“Basics of Basics” Control cable repair.
By Brian Martin
While working on my 1959 Rambler American the other day I was able to get a couple of rusted cables working and thought some of you may find it useful. I repaired my emergency brake cable that was rusted solid, it wouldn’t budge! The one in the car had been forced and was ruined, luckily I had a parts car with another, but it too was rusted solid. When I found the heater control cable was the same way I figured I would snap some photos and write a “basics”.
Here is the cable as I pulled it from the car. This one in particular had a fan switch as well so finding another was pretty tough.
The first thing I did was to lube it. I put it in the vice and simply dripped some lube down the cable. I added more every time I walked out in the garage over a few days. With the brake cable I had it dripping out the other end, that was my goal. But with this one I didn’t want that much, but hardly any goes in when you do this, most ends up going down the outside. So it takes adding that oil many times before I felt that it was well lubed in there.
If it is anything like my heater cable and emergency brake cable it still won’t budge. You have to be careful not to push hard on the cable if it is hanging out of the housing, it will bend VERY easy. My original e-brake cable had done just that, pushing the handle forward to release the brake simply buckled the cable and rendered it useless.
So I put it in the vice as shown so I could hold the cable (at the loop at the end that goes over the heater control valve). Holding this cable so it doesn’t bend is critical.
After gently pulling on the cable to find that it simply wouldn’t budge, I twisted the housing with a pair of channel locks gently grasping the housing as not to crush it.

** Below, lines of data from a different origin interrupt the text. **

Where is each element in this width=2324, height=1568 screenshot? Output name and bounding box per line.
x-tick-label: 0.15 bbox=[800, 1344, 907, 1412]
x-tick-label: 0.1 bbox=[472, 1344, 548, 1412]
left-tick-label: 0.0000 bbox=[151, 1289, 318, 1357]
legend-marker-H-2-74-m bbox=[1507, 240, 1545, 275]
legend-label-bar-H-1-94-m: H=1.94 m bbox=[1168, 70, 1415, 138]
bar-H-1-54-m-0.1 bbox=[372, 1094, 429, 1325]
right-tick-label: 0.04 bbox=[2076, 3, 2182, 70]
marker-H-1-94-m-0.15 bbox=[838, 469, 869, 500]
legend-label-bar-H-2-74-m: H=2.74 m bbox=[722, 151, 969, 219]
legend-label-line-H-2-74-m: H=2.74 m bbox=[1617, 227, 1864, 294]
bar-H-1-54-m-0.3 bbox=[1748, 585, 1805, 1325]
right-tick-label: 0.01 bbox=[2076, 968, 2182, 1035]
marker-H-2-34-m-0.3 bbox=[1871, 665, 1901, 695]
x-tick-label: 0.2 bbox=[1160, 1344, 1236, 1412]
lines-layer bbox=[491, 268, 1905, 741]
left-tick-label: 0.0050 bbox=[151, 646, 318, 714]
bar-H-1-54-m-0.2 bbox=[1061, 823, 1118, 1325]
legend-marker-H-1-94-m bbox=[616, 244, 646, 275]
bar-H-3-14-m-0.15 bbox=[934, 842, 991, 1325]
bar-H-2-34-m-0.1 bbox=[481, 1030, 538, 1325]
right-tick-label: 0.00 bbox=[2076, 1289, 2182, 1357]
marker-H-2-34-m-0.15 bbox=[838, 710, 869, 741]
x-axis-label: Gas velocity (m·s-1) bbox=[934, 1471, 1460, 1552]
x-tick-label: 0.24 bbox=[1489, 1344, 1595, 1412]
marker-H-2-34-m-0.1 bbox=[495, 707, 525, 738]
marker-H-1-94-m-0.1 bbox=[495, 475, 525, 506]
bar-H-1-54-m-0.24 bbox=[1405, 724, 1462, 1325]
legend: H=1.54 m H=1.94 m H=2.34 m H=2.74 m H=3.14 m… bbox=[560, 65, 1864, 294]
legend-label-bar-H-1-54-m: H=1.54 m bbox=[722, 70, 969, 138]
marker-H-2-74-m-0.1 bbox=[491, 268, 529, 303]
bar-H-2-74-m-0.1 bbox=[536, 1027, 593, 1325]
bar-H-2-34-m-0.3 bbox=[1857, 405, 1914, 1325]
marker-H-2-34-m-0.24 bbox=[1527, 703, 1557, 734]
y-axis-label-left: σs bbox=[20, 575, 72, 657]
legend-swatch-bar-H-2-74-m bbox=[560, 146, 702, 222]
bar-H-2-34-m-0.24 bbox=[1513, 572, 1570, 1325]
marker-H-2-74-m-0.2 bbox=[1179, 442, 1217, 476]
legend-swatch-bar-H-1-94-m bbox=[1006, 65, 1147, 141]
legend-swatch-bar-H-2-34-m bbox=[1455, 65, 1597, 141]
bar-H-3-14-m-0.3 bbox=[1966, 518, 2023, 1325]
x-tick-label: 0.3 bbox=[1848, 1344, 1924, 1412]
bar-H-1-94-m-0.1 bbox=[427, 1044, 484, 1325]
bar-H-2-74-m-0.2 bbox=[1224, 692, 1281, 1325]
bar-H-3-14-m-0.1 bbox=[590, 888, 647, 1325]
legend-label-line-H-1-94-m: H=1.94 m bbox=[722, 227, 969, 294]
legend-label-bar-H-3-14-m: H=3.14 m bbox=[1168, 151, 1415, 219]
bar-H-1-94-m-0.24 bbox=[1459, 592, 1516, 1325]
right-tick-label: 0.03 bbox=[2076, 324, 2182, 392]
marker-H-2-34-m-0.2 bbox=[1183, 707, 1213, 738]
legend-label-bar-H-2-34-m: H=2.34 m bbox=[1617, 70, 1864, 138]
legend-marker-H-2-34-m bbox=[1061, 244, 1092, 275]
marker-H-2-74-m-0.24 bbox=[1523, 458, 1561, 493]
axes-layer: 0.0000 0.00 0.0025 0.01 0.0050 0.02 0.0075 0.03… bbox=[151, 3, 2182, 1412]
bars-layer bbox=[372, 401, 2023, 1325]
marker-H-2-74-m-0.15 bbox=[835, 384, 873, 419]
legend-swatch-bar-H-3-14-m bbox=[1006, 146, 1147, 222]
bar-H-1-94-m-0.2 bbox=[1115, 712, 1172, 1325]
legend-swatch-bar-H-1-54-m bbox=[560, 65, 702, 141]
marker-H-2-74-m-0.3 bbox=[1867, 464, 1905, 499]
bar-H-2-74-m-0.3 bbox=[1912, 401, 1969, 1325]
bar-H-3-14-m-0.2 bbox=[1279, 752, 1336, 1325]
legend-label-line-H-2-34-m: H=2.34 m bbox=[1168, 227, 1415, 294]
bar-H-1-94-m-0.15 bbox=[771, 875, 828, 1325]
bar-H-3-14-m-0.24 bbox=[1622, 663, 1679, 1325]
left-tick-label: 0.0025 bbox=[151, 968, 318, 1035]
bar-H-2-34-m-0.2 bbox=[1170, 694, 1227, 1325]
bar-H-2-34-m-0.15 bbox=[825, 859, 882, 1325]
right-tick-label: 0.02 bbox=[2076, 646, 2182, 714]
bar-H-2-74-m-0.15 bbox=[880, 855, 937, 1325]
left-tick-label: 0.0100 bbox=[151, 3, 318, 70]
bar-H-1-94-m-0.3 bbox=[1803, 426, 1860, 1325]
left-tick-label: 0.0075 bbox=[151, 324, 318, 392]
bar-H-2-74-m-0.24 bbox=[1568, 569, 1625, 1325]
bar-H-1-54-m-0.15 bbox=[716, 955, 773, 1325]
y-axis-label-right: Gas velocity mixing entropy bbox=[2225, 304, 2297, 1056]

This was all it took, being I had lubed it well, as soon as I twisted it breaking it free from the cable it moved in and out pretty well. I then put it back in the vice to lube it more. I pulled the cable up and put some lube and pushed it down to it would push the oil deeper in down the housing and cable. Doing this a number of more times during the day as I was working on something else (you know you always have something else to work on!) it was free as can be and works like new.